Qualitas Corpus Glossary

This page (is supposed to) contains all the corpus-specific terms that are used, with links to the full documentation. . These measurements only apply to those classes specified by sourcepackages.
Term (link to details) Short description
Attributes Part of the metadata provided with the corpus is the values for a set of attributes for each system or sysver.
bin Used both to refer to the compiled form of any types and the place in a sysver structure where the compiled form is kept.
contents.csv Part of the metadata provided with the corpus is information for every type that is included in the corpus for each system.
Distribution An attribute indicating the distribution a sysver can be found in.
Domain An attribute indicating the domain the system belongs to.
Full Name An attribute indicating the full name of the system (often the same as System).
.install The name of the install script for a sysver.
JRE Version An attribute indicating the earliest version of the JRE needed for the sysver.
License An attribute indicating the license the system is released under.
LOC (Lines of Code) The number of lines of code. When applied to a text file, this is what the Unix wc -l command will give, except that if the last line of the file does not end in a linefeed, then the LOC will be one greater than the wc value.
loc(both) An attribute indicating the LOC for the .java files that are in src and compiled forms exist in bin for types belonging to packages that match sourcepackages
n_bin An attribute indicating the number of .class files in bin for types belonging to packages that match sourcepackages
n_both An attribute indicating the number of .class files in bin for which there is source code in src for types belonging to packages that match sourcepackages
n_files An attribute indicating the number of .java files in src for types belonging to packages that match sourcepackages
n_top(bin) An attribute indicating the number of .class files for top level types belonging to packages that match sourcepackages
NCLOC (Non-comment, Non-blank Lines of Code) Lines of code counted in LOC excluding blank lines and lines that are entirely comments. Lines of text that contain both code (even if it is a single character such as "}") and comments are included.

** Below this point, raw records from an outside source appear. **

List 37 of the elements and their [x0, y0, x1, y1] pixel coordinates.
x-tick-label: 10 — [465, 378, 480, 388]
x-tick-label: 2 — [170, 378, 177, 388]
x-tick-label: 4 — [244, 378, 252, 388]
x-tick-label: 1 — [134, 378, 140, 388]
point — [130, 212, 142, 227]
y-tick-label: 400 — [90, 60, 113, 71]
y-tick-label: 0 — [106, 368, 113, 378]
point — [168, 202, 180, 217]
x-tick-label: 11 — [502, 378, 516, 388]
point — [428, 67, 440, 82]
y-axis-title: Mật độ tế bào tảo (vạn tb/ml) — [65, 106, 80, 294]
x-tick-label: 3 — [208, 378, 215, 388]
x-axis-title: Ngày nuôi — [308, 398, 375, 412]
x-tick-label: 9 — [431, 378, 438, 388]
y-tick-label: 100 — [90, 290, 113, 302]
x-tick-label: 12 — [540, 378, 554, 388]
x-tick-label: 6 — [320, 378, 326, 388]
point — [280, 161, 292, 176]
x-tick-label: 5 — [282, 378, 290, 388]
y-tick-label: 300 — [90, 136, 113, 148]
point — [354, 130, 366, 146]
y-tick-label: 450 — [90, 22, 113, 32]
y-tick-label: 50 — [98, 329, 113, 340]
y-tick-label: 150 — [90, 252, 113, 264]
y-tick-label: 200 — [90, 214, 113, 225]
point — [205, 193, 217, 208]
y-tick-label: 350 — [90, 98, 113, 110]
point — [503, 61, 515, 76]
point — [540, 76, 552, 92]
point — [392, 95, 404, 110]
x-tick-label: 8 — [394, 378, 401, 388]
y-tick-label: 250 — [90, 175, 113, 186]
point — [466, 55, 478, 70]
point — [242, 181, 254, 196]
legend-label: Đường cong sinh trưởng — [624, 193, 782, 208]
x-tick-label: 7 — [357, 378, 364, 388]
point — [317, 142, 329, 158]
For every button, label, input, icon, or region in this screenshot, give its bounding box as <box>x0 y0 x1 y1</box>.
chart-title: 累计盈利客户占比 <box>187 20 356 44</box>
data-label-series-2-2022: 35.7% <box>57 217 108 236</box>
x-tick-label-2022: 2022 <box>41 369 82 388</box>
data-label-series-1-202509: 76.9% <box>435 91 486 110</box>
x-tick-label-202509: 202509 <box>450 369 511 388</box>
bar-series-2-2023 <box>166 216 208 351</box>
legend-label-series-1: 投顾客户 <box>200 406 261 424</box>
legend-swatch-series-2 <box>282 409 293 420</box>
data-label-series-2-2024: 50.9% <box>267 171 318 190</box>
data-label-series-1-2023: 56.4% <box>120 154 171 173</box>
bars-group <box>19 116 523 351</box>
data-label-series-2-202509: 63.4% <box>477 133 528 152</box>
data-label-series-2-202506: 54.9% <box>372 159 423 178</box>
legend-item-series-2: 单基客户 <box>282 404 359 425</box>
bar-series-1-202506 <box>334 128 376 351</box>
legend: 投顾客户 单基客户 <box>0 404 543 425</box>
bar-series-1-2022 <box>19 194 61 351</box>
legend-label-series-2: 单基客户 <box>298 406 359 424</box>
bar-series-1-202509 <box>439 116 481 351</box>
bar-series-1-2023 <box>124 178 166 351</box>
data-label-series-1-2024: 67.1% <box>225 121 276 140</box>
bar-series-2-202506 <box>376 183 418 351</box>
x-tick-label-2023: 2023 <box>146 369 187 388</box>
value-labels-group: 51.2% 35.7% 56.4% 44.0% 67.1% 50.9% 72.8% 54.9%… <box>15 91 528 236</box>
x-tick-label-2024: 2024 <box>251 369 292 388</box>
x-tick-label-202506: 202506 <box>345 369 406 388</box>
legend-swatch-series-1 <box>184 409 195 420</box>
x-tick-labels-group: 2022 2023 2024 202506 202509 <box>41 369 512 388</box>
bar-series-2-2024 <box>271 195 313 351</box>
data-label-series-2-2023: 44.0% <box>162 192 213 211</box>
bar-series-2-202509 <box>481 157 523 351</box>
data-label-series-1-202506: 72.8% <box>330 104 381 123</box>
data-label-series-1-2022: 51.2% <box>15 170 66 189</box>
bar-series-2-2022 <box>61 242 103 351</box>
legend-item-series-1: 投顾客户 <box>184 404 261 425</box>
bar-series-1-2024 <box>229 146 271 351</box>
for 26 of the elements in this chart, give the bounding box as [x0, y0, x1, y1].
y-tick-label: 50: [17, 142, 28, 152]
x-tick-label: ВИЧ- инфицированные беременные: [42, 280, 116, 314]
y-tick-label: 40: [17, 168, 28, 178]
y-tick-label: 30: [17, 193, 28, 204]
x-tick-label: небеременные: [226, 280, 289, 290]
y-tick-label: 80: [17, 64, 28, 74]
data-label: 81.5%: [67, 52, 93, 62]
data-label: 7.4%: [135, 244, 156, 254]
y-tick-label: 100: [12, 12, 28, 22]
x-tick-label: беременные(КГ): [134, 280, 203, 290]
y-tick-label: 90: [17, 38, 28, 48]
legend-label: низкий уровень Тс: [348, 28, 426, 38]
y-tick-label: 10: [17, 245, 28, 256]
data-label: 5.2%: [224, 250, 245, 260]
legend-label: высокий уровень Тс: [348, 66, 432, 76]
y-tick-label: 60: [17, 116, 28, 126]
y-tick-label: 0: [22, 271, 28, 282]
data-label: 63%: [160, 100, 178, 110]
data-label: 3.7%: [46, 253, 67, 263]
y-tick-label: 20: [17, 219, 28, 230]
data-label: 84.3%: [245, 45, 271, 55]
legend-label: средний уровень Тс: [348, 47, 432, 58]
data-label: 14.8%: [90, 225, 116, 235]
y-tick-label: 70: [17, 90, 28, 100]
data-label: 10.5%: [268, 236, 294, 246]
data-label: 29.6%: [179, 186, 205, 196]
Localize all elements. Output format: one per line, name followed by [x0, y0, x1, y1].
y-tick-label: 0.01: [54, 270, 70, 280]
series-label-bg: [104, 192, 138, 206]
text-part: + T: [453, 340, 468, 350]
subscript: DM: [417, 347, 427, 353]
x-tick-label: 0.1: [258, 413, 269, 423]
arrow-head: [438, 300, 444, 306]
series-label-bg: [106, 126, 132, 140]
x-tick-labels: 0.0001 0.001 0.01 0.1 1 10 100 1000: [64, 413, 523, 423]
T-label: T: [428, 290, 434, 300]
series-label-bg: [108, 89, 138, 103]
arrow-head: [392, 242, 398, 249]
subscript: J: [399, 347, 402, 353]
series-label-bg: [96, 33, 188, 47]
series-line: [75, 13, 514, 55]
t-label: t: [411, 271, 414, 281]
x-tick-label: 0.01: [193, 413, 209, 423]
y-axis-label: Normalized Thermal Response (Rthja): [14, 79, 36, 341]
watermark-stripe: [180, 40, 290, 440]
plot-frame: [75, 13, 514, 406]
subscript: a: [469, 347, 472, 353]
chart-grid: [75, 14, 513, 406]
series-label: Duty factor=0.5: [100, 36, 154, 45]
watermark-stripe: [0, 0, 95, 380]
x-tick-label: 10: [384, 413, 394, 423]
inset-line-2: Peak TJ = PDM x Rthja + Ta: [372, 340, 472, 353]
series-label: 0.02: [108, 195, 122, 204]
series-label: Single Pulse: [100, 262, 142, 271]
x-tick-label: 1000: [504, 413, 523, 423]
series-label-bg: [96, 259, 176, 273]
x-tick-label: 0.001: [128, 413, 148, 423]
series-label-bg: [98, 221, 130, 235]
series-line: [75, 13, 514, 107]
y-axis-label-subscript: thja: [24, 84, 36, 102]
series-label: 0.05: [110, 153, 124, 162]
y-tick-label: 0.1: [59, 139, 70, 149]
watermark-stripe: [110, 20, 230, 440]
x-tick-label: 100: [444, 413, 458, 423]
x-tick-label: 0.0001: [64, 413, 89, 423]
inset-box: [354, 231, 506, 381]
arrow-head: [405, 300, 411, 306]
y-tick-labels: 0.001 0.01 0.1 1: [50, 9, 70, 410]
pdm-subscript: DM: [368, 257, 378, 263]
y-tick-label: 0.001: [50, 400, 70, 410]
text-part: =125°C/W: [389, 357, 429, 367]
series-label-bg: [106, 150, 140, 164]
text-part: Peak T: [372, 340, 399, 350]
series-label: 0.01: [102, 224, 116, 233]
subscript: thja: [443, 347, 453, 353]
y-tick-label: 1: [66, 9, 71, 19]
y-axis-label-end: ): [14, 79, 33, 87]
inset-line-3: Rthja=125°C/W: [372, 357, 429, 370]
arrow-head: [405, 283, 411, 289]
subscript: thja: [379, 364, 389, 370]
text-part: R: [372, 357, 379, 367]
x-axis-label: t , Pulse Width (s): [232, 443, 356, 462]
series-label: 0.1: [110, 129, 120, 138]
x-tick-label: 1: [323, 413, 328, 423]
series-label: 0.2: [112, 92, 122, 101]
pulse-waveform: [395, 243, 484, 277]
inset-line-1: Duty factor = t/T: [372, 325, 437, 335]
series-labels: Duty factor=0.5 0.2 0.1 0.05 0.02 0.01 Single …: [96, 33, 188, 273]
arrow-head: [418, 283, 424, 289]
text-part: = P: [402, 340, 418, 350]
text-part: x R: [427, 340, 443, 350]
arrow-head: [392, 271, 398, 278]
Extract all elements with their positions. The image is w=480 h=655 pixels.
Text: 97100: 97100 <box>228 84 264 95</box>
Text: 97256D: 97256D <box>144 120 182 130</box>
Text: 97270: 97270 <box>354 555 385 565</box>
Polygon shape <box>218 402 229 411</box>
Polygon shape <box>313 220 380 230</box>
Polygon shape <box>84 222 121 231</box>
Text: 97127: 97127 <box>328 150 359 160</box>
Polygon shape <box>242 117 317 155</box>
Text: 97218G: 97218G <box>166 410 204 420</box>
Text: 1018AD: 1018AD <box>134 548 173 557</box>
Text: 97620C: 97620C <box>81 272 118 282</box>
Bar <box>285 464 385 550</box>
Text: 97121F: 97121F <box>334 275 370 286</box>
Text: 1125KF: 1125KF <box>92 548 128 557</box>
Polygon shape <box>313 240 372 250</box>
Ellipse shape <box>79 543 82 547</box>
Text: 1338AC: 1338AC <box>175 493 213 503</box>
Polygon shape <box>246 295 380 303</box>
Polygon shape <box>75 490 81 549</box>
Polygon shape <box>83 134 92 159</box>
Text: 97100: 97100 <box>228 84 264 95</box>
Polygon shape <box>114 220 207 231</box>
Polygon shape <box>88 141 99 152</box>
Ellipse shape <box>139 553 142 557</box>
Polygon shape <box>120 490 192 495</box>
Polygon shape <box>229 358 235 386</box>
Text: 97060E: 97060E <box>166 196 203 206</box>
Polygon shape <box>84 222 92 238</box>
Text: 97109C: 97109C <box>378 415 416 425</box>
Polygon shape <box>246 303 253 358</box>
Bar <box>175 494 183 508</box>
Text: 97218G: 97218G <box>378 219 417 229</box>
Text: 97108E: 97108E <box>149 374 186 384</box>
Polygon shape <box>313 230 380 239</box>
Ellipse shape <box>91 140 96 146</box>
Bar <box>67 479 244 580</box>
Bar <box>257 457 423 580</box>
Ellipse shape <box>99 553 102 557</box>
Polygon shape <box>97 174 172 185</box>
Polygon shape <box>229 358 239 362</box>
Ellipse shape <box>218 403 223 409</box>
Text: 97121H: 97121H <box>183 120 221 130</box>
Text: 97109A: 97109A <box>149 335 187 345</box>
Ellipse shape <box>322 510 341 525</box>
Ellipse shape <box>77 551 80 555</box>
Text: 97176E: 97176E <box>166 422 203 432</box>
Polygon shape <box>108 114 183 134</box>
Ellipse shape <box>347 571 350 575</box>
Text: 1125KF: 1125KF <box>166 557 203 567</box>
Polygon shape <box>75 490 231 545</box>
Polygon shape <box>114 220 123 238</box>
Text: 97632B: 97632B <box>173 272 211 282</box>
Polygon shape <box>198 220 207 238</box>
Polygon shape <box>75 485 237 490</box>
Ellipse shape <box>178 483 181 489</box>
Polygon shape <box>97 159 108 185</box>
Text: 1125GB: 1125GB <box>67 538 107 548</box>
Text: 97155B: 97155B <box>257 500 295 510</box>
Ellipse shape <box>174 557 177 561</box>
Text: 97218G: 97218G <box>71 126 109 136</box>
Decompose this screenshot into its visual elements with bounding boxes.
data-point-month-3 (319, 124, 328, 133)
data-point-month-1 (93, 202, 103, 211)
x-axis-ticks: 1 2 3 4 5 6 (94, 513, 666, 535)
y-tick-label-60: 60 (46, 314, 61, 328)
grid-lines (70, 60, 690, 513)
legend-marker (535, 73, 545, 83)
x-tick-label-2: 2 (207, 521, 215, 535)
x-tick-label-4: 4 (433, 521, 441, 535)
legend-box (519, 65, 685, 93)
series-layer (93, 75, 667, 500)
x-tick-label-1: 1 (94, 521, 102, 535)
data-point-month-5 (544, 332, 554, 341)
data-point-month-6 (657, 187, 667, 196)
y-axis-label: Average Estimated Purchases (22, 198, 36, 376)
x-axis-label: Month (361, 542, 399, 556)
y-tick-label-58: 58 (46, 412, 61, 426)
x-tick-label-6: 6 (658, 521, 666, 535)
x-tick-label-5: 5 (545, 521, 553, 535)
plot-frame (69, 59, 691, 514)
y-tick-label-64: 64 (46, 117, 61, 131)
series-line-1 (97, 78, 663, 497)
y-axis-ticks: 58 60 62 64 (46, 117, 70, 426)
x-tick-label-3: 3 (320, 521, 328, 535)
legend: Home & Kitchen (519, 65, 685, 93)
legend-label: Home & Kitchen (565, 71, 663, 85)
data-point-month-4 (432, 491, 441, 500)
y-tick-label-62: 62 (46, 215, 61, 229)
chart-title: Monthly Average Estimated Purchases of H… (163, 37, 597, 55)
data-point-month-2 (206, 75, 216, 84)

ncloc(both) An attribute indicating NCLOC for classes that are in both src and bin.
.properties File containing Sysver-specific attribute values.
Recent Version Refers to the most recent version of a system in the corpus (which may not be the most recent version of the system that's available).
Release Date An attribute indicating the date the version was released on.
Size metrics There are measurements for 6 size metrics provided for each sysver: 2 "lines of code" metrics (loc(both), ncloc(both)), 3 "number of classes" metrics (n_bin, n_both, n_top(bin)) and number of files (n_files)
Source Packages An attribute indicating prefixes of packages that contain code written for the system.
summary.csv File containing the attribute values of all sysvers in the corpus.
systemnotes An attribute indicating notes for a system.
src Used both to refer to the source form of any types and the place in a sysver structure where the source form is kept.
Status An attribute indicating the development status of the system.
System An attribute indicating the name of the system the system version belongs to.
Sysver An attribute indicating system and version
Standard Sysver Structure How the entry for a sysver is organised.
sysvercount An attribute of a system indicating the number of versions in the corpus for that.
Type Refers to any Java type-like entity (including classes, interfaces, enums, annotations). This is used rather than "class" as the general term to avoid ambiguity because "class" can also mean things that aren't interfaces, enums, or annotations.
Top Level Type A type that is not a nested type.
versionnotes An attribute indicating notes specific to a sysver.
url An attribute indicating the web address (typically the home page of a system).